= Maple Leaf Rag (ballet) =

1990 ballet by Martha Graham

Maple Leaf Rag is a storyless Martha Graham ballet set to ragtime compositions by Scott Joplin. The work premiered on October 2, 1990 at New York City Center with costumes by Calvin Klein and lighting by David Finley. Chris Landriau arranged the music and played piano at the debut. The dance is a jubilant self-parody and an homage, of sorts, to Graham's mentor and musical director, Louis Horst, who would play the rag for her whenever she fell into a creative slump. Graham was 96 when she created Maple Leaf Rag; it is her last completed dance. In 1991, she began another work, The Eyes of the Goddess, but it was unfinished at the time of her death.

== Synopsis ==

The curtain rises to reveal a grand piano at the rear of a darkened stage. The only other set element is a joggling board, a long springy plank set on two upright supports with rocker feet. Graham had discovered the rocking chair-bench hybrid when the Martha Graham Dance Company appeared at Spoleto USA in Charleston.

The musician enters first and sits at the piano, repeatedly striking a foreboding chord. The dancers come in, initially a couple executing an overhead lift, then a circle of dancers, leaping and landing dramatically to the pounding of the piano. A female ensemble member breaks away from the group to perform a bouncing dance on the joggling board. The audience then hears Graham's recorded voice, "Oh Louis, play me the Maple Leaf Rag!"

As Joplin's music starts, the stage lights come up. Six couples dance joyfully around the board on which the lone female now reclines. The pianist briefly interrupts the rag to reprise the ominous beat as a somber white-gowned, chignoned figure crosses the stage in a series of swirling turns. As she exits, the ensemble returns to joyous movement.

The ballet is approximately 15 minutes in length. Three Scott Joplin rags provide the work's structure: Maple Leaf Rag (1899) opens the dance, followed by the waltz Bethena (1905) and Elite Syncopations (1902); a reprise of Maple Leaf Rag concludes the dance.

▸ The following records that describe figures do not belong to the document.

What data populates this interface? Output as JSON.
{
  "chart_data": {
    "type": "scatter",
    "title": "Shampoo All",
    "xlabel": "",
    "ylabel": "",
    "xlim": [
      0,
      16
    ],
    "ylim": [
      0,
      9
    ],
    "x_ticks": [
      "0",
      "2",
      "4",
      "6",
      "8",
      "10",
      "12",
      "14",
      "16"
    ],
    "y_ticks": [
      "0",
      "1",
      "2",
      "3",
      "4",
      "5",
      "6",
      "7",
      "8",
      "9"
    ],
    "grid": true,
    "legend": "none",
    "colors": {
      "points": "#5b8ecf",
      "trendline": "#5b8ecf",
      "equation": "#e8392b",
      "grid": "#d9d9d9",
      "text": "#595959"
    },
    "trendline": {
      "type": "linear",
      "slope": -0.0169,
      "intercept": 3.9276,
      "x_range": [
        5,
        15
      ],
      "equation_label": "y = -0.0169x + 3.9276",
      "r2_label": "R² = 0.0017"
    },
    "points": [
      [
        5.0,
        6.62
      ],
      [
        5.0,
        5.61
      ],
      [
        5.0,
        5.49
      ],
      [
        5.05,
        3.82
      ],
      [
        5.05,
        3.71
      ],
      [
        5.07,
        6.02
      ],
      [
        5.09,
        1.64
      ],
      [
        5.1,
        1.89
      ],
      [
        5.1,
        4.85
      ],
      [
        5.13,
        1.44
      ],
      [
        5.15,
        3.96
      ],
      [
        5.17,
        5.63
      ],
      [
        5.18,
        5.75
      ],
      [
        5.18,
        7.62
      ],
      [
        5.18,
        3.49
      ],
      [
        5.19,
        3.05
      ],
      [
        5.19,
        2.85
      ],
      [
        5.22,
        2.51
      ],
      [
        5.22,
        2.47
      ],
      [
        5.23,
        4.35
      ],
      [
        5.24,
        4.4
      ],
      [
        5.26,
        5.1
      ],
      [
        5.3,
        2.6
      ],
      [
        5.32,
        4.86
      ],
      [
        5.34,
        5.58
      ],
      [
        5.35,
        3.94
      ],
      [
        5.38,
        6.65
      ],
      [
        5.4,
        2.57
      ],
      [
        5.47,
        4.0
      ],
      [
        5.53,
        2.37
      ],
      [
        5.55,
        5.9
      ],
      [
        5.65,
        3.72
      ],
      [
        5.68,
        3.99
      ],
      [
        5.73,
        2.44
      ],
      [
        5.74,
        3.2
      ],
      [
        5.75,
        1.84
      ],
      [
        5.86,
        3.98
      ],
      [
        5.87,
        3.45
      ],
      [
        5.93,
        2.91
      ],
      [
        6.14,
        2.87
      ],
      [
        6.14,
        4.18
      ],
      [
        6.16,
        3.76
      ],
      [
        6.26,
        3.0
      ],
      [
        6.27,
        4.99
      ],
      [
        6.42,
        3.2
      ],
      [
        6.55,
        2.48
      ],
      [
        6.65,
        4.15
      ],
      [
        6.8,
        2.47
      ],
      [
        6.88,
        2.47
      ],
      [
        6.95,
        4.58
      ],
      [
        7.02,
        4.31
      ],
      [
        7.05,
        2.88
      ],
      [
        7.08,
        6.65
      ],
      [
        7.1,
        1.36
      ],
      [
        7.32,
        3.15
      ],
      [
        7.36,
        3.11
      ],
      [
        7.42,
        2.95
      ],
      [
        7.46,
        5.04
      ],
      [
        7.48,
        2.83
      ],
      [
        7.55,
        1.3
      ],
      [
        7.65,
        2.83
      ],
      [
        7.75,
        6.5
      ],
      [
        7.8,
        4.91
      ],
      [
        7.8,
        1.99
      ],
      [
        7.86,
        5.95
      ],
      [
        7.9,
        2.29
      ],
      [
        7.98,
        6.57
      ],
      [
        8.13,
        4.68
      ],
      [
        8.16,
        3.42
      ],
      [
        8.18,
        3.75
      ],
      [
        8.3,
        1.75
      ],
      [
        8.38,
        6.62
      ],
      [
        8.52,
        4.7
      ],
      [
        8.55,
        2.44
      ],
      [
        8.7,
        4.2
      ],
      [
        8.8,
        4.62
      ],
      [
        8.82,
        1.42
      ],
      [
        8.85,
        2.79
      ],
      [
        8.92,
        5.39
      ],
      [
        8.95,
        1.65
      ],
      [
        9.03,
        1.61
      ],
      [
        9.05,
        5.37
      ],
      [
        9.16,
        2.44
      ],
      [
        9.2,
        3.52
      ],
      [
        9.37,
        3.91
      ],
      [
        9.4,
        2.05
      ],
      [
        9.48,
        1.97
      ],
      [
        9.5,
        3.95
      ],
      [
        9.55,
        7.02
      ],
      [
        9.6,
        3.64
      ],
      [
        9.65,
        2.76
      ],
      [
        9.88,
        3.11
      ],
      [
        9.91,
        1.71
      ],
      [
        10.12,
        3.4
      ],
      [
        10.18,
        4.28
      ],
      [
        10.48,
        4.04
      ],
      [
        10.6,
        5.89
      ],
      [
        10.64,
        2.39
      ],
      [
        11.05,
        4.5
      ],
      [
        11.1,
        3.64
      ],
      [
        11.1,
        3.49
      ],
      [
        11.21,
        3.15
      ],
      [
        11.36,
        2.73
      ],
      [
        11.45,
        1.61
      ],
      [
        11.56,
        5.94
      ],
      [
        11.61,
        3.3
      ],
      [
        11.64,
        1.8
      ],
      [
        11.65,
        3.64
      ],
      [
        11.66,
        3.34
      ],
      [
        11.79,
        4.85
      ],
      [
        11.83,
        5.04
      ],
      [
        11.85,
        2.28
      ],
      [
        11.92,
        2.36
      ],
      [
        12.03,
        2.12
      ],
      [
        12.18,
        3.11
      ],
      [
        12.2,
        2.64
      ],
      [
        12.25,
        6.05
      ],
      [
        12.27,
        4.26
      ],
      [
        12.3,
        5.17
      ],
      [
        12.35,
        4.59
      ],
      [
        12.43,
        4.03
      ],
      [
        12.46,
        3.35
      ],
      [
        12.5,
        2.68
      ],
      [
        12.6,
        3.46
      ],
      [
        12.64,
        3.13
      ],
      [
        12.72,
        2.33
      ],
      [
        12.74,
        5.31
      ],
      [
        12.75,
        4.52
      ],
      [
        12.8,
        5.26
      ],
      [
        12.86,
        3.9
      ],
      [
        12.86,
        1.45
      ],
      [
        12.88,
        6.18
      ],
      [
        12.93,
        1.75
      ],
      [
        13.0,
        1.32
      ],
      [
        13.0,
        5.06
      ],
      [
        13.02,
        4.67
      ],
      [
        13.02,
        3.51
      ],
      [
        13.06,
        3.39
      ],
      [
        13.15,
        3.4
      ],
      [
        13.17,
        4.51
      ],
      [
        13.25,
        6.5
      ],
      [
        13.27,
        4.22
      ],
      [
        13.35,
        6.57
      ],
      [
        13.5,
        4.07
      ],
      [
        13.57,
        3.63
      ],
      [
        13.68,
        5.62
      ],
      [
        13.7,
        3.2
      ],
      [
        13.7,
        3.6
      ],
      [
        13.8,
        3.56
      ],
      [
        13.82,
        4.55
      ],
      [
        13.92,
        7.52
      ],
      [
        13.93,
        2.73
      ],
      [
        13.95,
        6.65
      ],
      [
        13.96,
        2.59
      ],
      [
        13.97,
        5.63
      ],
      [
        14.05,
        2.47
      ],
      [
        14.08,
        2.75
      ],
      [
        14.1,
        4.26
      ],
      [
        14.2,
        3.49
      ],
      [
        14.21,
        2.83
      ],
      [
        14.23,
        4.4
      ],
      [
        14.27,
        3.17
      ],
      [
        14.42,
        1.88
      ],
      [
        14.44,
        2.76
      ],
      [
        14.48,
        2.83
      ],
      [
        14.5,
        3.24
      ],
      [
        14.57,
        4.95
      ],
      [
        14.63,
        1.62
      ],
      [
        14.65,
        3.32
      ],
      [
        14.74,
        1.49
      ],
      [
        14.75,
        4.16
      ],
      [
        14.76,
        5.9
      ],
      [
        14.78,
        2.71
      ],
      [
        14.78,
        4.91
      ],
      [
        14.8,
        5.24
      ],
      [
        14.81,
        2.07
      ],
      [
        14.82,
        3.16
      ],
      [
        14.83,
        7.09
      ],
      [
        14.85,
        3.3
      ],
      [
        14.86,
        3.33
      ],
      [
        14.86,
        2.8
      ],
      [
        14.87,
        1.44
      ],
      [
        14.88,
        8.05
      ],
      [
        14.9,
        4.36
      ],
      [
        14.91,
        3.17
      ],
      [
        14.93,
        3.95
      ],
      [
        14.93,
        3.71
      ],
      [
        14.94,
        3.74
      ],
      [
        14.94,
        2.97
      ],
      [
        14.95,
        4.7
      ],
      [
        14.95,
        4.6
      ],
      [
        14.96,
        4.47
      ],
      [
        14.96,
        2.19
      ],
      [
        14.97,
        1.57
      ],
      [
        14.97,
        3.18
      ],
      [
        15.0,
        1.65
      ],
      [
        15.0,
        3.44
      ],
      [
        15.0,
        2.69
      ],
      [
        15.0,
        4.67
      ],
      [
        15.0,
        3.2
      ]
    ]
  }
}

The work is brimming with parodies of Graham's signature moves and send-ups of her best-known dances. Her twirling white-clad surrogate crosses the stage intermittently, accompanied each time by ill-boding percussive piano. Graham also pokes fun at the overwrought sexuality of some her repertory. Just before darkness hides the remaining couple on stage, he tears off her skirt.

== Critical reception ==

Maple Leaf Rag was Graham's 180th choreographic work. Even so, reviewers noted, she still had the capacity to surprise and delight. "The new piece is an entertaining poke by a genius at her own cliches, tersely and wittily stated," wrote The New York Times Anna Kisselgoff.

A critic seeing a much later performance said, "While she worked out her obsessions onstage, Graham also had a keen but oft-overlooked sense of humor. Set to several Scott Joplin rags that were still in vogue during her teenage years, Maple Leaf Rag is a sly and playful dance that effectively employs Graham's expressive vocabulary while winking at her own cliches."

Those most familiar with the troupe's repertory better understood the inside jokes. A takeoff on the "dart" step from Errand into the Maze was recognized by one reviewer. Another noticed Night Journeys "hiccupping" Furies. The dance critic for San Francisco Classical Voice identified "the dancers' foot-to-foot from Acrobats of God, the grabs and grimaces from Clytemnestra, the ecstatic clapping of the acolytes in Appalachian Spring, and...the exalted kick turns from the white-clad Graham solo Letter to the World, ending in a sobering yet giggle-worthy frozen pose."

== Performance history ==

An audience favorite since the first performance, Maple Leaf Rag is a staple of the Graham company repertoire. It is also included in Three Dances by Martha Graham, a TV program produced by WNET for PBS. Terese Capucilli appears as the Graham surrogate. Kathleen Turner provides the narration.